We believe that we are well positioned to provide financing to corporate borrowers and structured finance vehicles that, in turn, provide capital to corporate borrowers for the following reasons:
• Expertise in credit analysis and monitoring investments; and
Expertise in credit analysis and monitoring investments
While our investment focus is on middle-market companies, we have invested, and in the future will likely continue to invest, in larger and smaller companies and in other investment structures on an opportunistic basis, including CLO investment vehicles. We believe our experience in analyzing middle-market companies and CLO investment structures, as detailed in the biographies of Oxford Square Management’s senior investment professionals, affords us a sustainable competitive advantage over lenders with limited experience in investing in these markets. In particular, we have expertise in evaluating the investment merits of middle-market companies as well as the structural features of CLO investments, and monitoring the credit risk of such investments after closing until full repayment.
• Jonathan H. Cohen, our Chief Executive Officer, has more than 25 years of experience in debt and equity research and investment. Mr. Cohen has also served as Chief Executive Officer and a Director of Oxford Lane Capital Corp. (NasdaqGS: OXLC), a registered closed-end fund, and as Chief Executive Officer of its investment adviser, Oxford Lane Management, LLC, or “Oxford Lane Management,” since 2010. Since 2015 and 2018, respectively, Mr. Cohen has also served as Chief Executive Officer of Oxford Gate Management, LLC, or “Oxford Gate Management,” the investment adviser to Oxford Gate Master Fund, LLC, Oxford Gate, LLC and Oxford Gate (Bermuda), LLC (collectively, the “Oxford Gate Funds”), and Oxford Bridge II, LLC. Oxford Bridge II, LLC and the Oxford Gate Funds are private investment funds. Previously, Mr. Cohen managed technology equity research groups at Wit Capital, Merrill Lynch, UBS and Smith Barney. Mr. Cohen is a member of the Board of Trustees of Connecticut College. Mr. Cohen received a B.A. in Economics from Connecticut College and an M.B.A. from Columbia University.
• Saul B. Rosenthal, our President and Chief Operating Officer, has more than 20 years of experience in the capital markets, with a focus on middle-market transactions. In addition, Mr. Rosenthal has served as President and a Director of Oxford Lane Capital Corp. (NasdaqGS: OXLC), a registered closed-end fund, and as President of Oxford Lane Management, since 2010. Mr. Rosenthal has also served as President of Oxford Gate Management, the investment adviser to the Oxford Gate Funds and Oxford Bridge II, LLC, since 2015 and 2018, respectively. Mr. Rosenthal was previously an attorney at the law firm of Shearman & Sterling LLP. Mr. Rosenthal serves on the board of the National Museum of Mathematics. Mr. Rosenthal received a B.S., magna cum laude, from the Wharton School of the University of Pennsylvania, a J.D. from Columbia University Law School, where he was a Harlan Fiske Stone Scholar, and a LL.M. (Taxation) from New York University School of Law.

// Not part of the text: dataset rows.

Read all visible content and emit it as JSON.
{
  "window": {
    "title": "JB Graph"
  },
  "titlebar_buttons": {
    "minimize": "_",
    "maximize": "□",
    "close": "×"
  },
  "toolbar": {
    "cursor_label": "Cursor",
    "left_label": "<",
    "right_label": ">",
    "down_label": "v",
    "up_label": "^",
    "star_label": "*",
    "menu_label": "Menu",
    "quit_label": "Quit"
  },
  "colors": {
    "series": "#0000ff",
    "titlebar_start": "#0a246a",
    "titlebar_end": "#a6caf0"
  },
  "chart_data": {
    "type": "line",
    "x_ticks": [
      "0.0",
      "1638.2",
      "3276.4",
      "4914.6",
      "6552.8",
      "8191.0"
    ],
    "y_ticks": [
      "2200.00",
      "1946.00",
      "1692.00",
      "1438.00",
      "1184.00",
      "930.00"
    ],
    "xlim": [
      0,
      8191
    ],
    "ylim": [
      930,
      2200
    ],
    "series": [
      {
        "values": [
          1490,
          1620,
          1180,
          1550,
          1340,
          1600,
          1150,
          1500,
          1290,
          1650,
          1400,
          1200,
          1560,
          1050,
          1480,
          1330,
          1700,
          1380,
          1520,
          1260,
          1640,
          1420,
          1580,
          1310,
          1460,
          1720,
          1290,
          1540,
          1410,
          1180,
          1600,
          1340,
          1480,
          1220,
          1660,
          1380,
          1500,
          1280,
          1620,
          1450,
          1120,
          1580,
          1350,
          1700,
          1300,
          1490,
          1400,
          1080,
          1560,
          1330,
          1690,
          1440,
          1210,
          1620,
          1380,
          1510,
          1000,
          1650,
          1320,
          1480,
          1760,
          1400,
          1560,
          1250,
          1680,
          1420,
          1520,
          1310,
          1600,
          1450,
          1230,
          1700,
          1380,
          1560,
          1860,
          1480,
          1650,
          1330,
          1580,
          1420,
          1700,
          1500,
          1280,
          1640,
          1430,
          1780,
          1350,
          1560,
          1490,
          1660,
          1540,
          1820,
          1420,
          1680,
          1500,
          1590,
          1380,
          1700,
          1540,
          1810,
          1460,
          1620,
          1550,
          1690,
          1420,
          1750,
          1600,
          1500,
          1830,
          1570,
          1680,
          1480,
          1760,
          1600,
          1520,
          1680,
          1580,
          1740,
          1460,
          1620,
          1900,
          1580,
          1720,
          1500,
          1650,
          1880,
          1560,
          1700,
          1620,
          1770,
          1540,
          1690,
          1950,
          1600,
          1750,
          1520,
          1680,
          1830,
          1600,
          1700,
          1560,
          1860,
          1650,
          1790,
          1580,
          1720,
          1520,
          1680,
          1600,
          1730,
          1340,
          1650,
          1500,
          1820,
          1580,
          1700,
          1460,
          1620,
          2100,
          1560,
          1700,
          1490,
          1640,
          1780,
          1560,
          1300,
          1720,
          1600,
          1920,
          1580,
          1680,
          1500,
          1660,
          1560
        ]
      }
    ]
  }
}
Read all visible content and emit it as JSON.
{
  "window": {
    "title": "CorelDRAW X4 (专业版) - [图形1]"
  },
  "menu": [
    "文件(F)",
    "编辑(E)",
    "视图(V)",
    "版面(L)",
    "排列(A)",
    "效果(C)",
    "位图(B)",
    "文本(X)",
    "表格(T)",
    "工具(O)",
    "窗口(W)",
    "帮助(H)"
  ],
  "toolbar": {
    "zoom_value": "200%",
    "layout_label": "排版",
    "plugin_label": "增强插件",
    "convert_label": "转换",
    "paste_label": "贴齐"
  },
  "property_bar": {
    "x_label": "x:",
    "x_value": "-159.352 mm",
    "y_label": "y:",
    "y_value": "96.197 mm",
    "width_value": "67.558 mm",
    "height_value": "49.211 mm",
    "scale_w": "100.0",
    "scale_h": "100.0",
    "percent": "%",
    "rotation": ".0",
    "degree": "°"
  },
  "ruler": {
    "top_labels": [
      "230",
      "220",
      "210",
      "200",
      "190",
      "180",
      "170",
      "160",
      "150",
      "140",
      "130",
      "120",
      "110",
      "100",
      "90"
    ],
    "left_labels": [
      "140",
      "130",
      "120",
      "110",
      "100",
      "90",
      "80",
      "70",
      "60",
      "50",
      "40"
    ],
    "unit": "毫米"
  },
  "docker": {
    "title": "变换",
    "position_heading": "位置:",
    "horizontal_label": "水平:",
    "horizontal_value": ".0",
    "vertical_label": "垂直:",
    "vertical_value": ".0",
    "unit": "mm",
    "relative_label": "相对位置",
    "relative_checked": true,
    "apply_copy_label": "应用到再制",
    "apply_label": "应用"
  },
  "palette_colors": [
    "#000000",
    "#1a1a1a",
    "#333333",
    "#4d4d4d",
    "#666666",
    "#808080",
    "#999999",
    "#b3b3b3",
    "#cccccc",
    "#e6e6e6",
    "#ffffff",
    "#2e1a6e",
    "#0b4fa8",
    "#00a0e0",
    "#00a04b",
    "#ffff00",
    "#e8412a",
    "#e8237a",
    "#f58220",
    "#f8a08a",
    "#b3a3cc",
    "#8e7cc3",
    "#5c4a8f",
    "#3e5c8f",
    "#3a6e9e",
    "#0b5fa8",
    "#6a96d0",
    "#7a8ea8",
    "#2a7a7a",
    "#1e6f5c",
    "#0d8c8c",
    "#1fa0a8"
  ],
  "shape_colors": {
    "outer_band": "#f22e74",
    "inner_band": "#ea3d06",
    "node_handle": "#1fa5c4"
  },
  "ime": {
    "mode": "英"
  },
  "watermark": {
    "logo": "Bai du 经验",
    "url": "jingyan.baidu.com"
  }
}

• Joseph Kupka is a Managing Director of Oxford Square Management, and also holds the same position at Oxford Lane Management, the investment adviser to Oxford Lane Capital Corp. and Oxford Gate Management, LLC, the investment adviser to the Oxford Gate Funds and Oxford Bridge II, LLC. Previously, he worked as a risk analyst for First Equity Card Corporation. Mr. Kupka received a B.S. in Mechanical Engineering from the University of Pennsylvania, where he was the Abel and Bernstein Class of 1945 Scholarship Recipient.
• Kevin Yonon is a Managing Director of Oxford Square Management, and also holds the same position at Oxford Lane Management, the investment adviser to Oxford Lane Capital Corp., and Oxford Gate Management, the investment adviser to the Oxford Gate Funds and Oxford Bridge II, LLC. Previously, Mr. Yonon was an Associate at Deutsche Bank Securities and prior to that he was an Analyst at Blackstone Mezzanine Partners. Before joining Blackstone, he worked as an Analyst at Merrill Lynch in the Mergers & Acquisitions group. Mr. Yonon received a B.S. in Economics with concentrations in Finance and Accounting from the Wharton School at the University of Pennsylvania, where he graduated magna cum laude, and an M.B.A. from the Harvard Business School.